"Gli uomini hanno preferito le tenebre" (Gv 3,19) Queste parole della conversazione di Gesù con Nicodemo (il quale raggiunge il Maestro di notte) sono sintomatiche di una situazione comune. Rileggo a questo proposito il commento di Caudio Arletti sulla Parola di domenica scorsa, 22 marzo.
"Nicodemo sceglie l'oscurità perché ha paura di rivelarsi come simpatizzante di Gesù davanti agli altri giudei. Dunque, la tenebra in quell'uomo non è solo esterna. La sua paura è il suo buio. Per questo Gesù esorta Nicodemo e ogni lettore del quarto vangelo a venire alla luce, sottraendosi alla tenebra. Si tratta di rinascere…, come il feto che quando esce dal grembo materno, viene alla luce". È un processo "tutt'altro che indolore", che esige riscoprire il proprio limite e la sua accettazione.
"Fare la verità comporta innanzitutto riconoscere e non rinnegare la propria ombra" e vivere l'esperienza del parto nuovo, sapendo che quando si viene alla luce si piange, come il bambino appena nato…

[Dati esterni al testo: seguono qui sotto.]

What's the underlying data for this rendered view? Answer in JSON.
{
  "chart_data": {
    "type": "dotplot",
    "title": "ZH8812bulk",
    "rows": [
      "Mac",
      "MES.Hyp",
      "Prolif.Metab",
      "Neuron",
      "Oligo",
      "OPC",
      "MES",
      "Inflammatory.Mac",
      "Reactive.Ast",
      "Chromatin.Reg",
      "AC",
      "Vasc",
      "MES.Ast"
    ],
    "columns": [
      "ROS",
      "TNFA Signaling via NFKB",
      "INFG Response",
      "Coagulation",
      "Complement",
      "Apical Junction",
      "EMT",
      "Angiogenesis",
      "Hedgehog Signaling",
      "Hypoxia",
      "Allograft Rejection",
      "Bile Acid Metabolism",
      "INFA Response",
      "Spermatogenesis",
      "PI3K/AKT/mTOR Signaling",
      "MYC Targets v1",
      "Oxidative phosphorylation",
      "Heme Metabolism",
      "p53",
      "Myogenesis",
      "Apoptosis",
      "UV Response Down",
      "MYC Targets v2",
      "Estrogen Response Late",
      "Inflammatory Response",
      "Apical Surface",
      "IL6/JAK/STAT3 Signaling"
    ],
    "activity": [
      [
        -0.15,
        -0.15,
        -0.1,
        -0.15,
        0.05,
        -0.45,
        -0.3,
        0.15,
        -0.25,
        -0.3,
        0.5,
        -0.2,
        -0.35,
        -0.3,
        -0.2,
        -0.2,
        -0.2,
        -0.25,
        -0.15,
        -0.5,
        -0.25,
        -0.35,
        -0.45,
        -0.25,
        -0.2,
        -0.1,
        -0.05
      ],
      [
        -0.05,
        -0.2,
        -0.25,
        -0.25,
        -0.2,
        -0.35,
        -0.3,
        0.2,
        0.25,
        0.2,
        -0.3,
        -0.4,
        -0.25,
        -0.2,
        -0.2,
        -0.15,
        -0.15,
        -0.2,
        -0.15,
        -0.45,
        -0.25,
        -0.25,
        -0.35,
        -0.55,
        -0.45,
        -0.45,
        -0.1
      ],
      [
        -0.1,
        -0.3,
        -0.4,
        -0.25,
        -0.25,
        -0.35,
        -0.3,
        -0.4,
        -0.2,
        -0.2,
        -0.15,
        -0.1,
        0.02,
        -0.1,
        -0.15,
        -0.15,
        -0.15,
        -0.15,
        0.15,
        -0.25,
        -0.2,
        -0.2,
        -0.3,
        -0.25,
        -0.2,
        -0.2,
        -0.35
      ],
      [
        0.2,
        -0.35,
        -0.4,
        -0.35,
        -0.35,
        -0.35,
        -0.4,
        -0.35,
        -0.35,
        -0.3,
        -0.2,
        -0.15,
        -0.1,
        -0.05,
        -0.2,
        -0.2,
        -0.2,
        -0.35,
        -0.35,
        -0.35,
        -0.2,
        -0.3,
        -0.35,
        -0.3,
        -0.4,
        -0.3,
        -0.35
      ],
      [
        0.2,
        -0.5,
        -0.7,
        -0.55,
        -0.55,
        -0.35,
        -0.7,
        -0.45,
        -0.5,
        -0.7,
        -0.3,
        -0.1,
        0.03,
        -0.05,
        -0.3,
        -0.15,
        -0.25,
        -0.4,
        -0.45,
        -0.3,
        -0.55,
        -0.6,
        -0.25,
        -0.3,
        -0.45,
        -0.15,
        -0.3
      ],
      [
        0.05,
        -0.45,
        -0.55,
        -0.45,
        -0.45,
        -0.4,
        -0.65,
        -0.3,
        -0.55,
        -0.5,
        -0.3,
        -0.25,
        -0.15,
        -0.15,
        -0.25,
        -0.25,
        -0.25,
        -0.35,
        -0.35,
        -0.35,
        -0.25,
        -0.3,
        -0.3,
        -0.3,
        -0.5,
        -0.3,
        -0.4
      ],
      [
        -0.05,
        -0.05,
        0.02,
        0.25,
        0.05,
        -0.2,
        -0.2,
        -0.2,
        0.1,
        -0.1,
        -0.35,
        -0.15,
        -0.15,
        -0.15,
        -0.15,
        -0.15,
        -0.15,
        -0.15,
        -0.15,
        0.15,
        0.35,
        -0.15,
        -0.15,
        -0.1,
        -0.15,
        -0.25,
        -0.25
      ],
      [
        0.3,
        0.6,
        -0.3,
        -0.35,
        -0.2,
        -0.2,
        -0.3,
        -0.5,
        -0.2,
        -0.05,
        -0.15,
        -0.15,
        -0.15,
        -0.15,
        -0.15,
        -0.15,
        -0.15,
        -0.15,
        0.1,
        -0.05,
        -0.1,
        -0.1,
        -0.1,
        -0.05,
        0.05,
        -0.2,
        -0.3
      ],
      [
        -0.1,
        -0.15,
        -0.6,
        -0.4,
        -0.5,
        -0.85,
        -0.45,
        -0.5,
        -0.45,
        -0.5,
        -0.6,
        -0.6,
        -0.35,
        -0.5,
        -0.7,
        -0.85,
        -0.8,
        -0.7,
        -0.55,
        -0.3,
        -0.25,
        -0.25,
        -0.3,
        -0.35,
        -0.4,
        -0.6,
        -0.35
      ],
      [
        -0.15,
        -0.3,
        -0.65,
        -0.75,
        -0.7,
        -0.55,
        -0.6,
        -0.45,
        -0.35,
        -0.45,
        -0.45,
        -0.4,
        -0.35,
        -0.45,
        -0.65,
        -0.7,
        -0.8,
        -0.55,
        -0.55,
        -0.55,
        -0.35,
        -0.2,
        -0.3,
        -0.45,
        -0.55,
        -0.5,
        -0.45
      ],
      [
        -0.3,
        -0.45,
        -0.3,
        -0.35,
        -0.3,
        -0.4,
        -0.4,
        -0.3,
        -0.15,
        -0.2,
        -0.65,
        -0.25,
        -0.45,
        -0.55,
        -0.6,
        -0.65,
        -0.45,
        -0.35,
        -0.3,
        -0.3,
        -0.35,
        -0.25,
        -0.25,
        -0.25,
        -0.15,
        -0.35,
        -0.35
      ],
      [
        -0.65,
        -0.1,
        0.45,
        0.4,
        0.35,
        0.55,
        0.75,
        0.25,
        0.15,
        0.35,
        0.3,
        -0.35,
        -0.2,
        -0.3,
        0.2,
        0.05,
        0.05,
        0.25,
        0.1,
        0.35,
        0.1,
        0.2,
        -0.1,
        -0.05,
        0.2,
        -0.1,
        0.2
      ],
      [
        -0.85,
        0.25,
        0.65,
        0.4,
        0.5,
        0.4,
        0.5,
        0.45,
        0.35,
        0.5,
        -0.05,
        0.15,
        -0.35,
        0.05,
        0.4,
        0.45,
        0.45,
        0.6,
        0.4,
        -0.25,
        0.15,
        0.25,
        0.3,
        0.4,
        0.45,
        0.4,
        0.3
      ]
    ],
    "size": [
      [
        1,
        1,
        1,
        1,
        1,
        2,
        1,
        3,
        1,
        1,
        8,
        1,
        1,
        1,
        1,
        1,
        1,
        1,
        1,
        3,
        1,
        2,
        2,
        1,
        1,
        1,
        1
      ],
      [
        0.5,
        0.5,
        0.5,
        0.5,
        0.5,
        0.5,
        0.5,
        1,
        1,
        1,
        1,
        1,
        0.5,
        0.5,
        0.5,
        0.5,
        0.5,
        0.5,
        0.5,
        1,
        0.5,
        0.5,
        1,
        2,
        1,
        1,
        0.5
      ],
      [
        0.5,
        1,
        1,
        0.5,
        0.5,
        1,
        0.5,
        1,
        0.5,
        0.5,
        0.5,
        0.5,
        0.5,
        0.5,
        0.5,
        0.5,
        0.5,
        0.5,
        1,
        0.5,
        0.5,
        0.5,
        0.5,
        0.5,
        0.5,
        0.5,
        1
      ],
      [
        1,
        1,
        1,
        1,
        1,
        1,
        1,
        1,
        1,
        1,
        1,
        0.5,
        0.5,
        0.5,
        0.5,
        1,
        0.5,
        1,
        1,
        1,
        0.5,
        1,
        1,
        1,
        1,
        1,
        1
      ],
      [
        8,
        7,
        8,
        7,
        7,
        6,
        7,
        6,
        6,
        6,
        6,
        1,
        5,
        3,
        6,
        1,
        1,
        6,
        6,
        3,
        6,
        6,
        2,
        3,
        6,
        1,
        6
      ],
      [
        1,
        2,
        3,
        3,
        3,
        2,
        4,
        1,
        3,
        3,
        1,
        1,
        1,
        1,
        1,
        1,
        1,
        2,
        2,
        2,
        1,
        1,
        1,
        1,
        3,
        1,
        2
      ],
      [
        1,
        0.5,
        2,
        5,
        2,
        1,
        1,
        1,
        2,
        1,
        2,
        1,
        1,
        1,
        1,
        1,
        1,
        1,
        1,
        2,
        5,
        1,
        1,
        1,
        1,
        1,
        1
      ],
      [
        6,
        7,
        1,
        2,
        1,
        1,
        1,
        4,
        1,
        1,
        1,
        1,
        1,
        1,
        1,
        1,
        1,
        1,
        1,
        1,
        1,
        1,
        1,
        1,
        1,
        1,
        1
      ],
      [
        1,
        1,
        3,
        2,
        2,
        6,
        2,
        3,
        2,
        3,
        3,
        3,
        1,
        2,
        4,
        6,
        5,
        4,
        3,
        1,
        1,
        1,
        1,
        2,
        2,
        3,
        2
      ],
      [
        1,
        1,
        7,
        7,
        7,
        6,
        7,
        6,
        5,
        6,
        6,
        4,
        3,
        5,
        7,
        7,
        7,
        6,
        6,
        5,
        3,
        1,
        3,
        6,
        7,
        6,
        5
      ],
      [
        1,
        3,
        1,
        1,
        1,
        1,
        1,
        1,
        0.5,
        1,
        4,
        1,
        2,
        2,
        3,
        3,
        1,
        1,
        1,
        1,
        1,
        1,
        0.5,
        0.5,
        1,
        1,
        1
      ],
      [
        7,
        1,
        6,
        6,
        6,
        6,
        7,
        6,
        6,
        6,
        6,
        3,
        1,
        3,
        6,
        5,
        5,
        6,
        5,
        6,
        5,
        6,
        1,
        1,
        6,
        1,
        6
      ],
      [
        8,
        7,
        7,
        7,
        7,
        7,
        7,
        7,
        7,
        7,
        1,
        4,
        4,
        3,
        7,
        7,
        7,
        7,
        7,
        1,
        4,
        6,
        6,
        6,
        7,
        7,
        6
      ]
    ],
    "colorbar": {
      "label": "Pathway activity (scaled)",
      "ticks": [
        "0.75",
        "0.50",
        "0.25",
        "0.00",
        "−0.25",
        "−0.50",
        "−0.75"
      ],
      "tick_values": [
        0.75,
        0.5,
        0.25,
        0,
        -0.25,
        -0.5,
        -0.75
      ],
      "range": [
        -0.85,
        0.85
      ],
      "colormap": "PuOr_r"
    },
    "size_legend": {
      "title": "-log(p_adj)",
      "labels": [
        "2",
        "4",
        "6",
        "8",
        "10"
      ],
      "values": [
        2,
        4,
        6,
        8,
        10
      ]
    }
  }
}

Se il processo non è indolore, tuttavia il suo evolversi, il nostro "fare la verità", ci apre una strada nuova.
"Se toglierai di mezzo a te l'oppressione, il puntare il dito e il parlare empio, se offrirai il pane all'affamato, se sazierai chi è digiuno, allora brillerà fra le tenebre la tua luce, la tua oscurità sarà come il meriggio" (Is 58, 9-10).
L'amore fa vedere; anzi io, perché amo, sarò luce che brilla nel buio. Anche ciò che in me non è luce si rischiarirà: la carità, infatti, "copre la moltitudine di peccati" (1Pt 4,8).
E sarò rinnovato e rinnoverò l'ambiente che mi circonda, pure esso avvolto dall'oscurità.
Se questo è per uno solo, cosa accadrà se questo UNO è formato dai "molti", resi "uno" dal Risorto presente ed operante in mezzo a loro? Così è di una comunità in cui la Parola ha preso forma umana.
Veramente la comunità diventa il vero soggetto di evangelizzazione, fermento di vita in un mondo che ama le tenebre.